She may just be taking a time out to sort through what she is
feeling. I do this too. Not because I want to cause stress to my
partner but rather to avoid my over reactions. I know that it
affects him but I'd rather him have to suffer through a couple hours
of silent treatment than to have me hollering and crying about
something that shouldn't be to taken to that extreme. Does she at
least talk to you at a later time about what happened?

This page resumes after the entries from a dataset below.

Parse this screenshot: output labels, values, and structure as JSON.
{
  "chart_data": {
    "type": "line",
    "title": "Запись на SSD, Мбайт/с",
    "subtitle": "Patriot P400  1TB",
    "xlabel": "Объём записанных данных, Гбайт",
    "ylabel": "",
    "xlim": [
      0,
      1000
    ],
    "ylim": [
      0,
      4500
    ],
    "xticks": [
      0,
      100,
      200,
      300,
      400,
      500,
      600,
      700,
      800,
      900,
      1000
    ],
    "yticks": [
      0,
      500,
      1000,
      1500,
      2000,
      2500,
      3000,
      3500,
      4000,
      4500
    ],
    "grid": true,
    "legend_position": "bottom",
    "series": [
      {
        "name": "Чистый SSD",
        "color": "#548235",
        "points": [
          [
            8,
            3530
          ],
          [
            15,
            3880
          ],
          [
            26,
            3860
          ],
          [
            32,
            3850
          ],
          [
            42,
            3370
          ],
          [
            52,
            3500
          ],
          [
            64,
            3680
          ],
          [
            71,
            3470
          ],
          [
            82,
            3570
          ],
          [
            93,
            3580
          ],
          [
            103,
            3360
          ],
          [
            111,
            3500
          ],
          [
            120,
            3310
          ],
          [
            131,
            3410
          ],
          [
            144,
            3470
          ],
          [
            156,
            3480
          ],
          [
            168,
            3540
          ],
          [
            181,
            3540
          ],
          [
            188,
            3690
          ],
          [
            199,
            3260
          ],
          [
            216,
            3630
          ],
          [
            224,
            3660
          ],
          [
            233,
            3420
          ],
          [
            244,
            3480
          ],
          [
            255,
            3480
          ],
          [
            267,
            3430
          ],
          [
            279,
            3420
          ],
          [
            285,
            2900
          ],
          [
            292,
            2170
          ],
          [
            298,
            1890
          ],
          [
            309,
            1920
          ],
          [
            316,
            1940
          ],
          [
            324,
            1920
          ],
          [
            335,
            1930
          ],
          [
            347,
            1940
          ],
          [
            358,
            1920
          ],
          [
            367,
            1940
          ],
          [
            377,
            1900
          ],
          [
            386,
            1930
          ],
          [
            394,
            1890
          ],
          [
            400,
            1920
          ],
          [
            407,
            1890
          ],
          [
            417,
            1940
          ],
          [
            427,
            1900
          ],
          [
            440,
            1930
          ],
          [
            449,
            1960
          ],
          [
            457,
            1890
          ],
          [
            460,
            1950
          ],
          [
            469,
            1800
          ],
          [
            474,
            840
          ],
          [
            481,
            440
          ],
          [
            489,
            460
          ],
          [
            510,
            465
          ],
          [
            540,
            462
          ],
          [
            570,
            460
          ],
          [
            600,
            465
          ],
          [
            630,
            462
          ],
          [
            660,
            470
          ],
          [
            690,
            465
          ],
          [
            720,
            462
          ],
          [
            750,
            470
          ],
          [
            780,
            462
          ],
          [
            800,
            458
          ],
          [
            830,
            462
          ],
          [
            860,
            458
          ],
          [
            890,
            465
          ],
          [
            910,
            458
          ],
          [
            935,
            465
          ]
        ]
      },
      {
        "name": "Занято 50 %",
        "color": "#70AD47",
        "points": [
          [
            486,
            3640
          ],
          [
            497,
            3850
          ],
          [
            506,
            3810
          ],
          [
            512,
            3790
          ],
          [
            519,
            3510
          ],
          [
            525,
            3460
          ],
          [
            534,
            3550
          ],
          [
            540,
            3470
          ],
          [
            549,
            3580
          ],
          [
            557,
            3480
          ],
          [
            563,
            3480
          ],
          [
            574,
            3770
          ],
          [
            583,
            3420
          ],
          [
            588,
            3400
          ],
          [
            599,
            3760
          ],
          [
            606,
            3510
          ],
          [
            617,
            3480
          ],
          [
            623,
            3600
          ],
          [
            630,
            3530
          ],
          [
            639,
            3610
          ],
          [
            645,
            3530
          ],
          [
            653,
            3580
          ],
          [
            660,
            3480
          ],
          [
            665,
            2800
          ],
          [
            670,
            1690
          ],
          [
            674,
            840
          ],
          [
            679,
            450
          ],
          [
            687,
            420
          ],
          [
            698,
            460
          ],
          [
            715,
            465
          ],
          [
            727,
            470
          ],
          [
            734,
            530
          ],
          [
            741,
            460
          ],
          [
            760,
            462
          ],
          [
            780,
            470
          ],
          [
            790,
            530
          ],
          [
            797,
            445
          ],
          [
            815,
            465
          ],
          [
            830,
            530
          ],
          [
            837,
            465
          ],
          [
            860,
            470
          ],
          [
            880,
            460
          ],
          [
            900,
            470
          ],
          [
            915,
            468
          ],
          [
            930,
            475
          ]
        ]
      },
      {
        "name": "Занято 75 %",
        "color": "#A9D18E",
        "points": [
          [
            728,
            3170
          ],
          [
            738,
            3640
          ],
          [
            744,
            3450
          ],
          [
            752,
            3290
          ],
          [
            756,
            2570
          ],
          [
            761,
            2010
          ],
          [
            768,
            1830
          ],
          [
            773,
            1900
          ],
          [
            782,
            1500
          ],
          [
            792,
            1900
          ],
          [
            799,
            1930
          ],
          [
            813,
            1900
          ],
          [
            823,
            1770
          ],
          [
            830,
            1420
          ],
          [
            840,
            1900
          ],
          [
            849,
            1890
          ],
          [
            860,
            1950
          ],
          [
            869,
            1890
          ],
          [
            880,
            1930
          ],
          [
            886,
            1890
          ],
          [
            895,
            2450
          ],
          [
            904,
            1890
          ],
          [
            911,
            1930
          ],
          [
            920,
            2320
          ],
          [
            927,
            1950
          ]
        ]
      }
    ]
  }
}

If not, she
might build up some resentment.
--- In positivepartnersofsurvivors@yahoogroups.com, "brummiejon"
<brummiejon@...> wrote:
>
> Thanks.... Something that I have noticed recently is that when
> something happens, I say or do the wrong things (I'm still trying
to
> work out what these things really are), my partner totally
withdraws
> from me, perhaps for an hour or so, she said (without going to any
> detail to me) "it's my hang up, not yours"... True, but there is no
> awareness that I am in any way affected. She always seems to come
out
> of it OK and back to where we started from but seems totally
unaware
> of how this affects me. If she thinks I'm trying to analyse any
> situation she says I'm over analysing and to "lighten up".
Sometimes I
> just don't know what to do, she can change her mind about things at
> the drop of a hat but then makes light of me when I'm trying to
work
> out what is really going on. I just don't know where I stand and
if I
> say anything she says "we love each other, thats all that matters".
> There is no acknowledgement that my feelings may have been hurt or
> that her actions have any effect on me.
>
> I know this is going to be hard because she is a long way from even
> wanting to explore her own feelings about this. Any advice, or
> suggestions of further reading to help me understand how to deal
with
> my own feelings would be most appreciated.